Kelly Richardson

Using beauty – and technology – to tell dystopic tales about environmental collapse.

Lyn Richards reviews ‘Halcyon Fog’ at Kamloops Art Gallery
Galleries West

Over the last century, beauty – once art’s darling – acquired a bad reputation as a mere seductress whose pleasures were shallow and fleeting. But Victoria-based artist Kelly Richardson knows beauty can do so much more. At first, her video installations for Halcyon Fog, on view at the Kamloops Art Gallery until April 2, seem to be about enticing us to gaze in awe at gorgeous landscapes. And they do. But then we realize she is taking the Romantic sublime to a new level by transporting us into an immersive hyper-real setting, replete with purple skies and cartoon butterflies, to tell dystopic tales of the 21st century.

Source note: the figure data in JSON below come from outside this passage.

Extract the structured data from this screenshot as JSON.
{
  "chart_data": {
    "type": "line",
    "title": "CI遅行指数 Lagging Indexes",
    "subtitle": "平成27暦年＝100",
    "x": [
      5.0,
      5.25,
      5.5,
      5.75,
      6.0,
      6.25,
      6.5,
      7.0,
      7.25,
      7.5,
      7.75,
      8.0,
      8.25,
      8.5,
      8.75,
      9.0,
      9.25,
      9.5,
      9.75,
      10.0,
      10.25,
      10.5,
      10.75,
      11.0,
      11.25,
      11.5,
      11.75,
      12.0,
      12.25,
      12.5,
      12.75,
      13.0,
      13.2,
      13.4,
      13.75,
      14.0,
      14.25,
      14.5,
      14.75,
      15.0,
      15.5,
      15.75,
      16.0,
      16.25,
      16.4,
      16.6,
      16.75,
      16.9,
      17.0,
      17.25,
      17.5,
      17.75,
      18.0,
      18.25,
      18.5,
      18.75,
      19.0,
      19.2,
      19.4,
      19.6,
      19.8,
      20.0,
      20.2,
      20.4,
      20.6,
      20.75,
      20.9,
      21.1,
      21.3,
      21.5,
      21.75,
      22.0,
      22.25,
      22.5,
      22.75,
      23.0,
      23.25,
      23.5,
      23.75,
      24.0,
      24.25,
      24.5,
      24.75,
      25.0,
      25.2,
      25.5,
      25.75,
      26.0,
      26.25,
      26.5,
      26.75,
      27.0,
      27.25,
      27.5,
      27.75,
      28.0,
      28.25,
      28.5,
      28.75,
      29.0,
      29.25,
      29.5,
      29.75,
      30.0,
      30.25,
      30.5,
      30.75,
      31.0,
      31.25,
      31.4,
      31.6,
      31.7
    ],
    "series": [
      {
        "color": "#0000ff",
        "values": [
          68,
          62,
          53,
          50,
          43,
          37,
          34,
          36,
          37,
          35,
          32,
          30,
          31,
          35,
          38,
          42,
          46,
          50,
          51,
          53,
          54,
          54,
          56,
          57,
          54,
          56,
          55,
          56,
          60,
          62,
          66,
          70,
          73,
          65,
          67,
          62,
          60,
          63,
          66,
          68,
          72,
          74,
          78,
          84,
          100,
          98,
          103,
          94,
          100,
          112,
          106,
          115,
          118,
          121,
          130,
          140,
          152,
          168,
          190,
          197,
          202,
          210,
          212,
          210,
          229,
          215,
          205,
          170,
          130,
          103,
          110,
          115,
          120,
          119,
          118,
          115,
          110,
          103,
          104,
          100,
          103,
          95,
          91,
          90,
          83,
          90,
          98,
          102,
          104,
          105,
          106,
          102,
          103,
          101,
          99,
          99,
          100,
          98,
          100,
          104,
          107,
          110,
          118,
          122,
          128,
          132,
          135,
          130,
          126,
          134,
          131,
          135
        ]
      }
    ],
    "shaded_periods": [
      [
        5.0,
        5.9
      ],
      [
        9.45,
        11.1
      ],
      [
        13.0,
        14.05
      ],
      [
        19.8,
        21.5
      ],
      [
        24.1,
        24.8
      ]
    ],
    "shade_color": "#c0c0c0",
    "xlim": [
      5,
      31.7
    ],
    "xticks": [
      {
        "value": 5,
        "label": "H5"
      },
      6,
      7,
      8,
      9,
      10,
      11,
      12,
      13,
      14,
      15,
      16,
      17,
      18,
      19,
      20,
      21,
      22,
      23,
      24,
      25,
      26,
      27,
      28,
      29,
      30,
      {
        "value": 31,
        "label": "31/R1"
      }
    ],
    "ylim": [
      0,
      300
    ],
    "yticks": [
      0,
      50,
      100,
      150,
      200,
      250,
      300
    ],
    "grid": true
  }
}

With her step into computer-generated imagery, Richardson, a professor at the University of Victoria, implicates us all in the things our species has done, is doing, or will do to the Earth. She points out the hubris in our fantasy of human specialness, our refusal to acknowledge we’re simply one of many species within the world’s astonishing web of life, and our denial that whatever we do to the environment, we do to ourselves as well. Richardson courts irony by turning the same digital media that potently enables our detachment from the natural world into a powerful tool for examining the myth of endless growth driving humanity’s misguided labours toward a catastrophic future.

In Embers and the Giants, Richardson targets the contributions unsustainable logging practices make to climate change. Flickering lights swarm round a massive tree like festive fireflies celebrating the mother tree’s great age, or, perhaps, a flurry of embers coughed up by wildfire. Above the old-growth coastal rainforest is a rose-violet sky, one not seen in nature. Those flickering lights are tiny drones mapping the forest floor, perhaps for the “harvest” of such ancient beauties. You won’t want to remember that when you next think of old-growth forests, but you will.

The Pillars of Dawn project includes both still and moving images set in what Richardson calls the “deep future.” On entering, viewers encounter a set of large digital prints. Each image of a solitary tree is printed in white with a tapestry-like effect on a black ground of apparently endless depth. Vladimir and Estragon might wait eternally for Godot beside such a tree. A floor-to-ceiling video installation in the same spare, black-and-white aesthetic shows the heavily encrusted branches of a lone tree lifting and subsiding in the wind. Tree and landscape twinkle with millions of tiny crystals. The bleak beauty of this desertscape feels even more desolate when we understand that each individually sculpted 3D digital crystal represents one of the billions of species now living. Have horrific climatic conditions rendered crystalline the carbon core of all organic life-forms?

Each video screen in the Halo triptych is filled with a view of the moon from Earth. In Halo I and II, a red moon shape-shifts in heat distortion, veiled by drifting smoke and flying embers. In her talk, Richardson suggests a link to the UN’s recent call of a “code red” for humanity. The dark side of a third-and-future moon eclipses the sun in Halo III, producing a ring of fire that evokes the spectre of a planet ablaze – a real possibility given the growing severity of wildfires around the world. 

The jewel in all these digital riches is the mesmerizing Journey to the After, completed for this exhibition. Slanting light from a low sun – rising or setting? – burnishes tear gas cannisters bobbing in a vast ocean. The scene is somehow rendered more ominous by the brightly coloured butterflies that hover over and perch on the cannisters and the sound of a raven’s croak. How does this unsettling vision so strongly offer hope, albeit one that would require concerted action, including protests, to shift government and corporate policies? Maybe it’s the butterflies. 

A large format copy of the Declaration on Understory within the Forests of Secwepemcúl’ecw hangs in the resource area adjacent to the main gallery. This document, signed by 17 Kukpi7s (chiefs) sets out their claim of rights and responsibilities for management of forest understory resources on the unceded traditional lands of the Secwépemc (Shuswap) peoples. The decision by curator Charo Neville and Emily Hope, the gallery’s education director, to display the declaration with this exhibition reflects the gallery’s strong engagement with Indigenous people in the region and offers an exemplar of the personal and social agency that Richardson suggests we need to address current environmental predicaments. ■

Kelly Richardson, Halcyon Fog, at the Kamloops Art Gallery from Jan. 22 to April 2, 2022.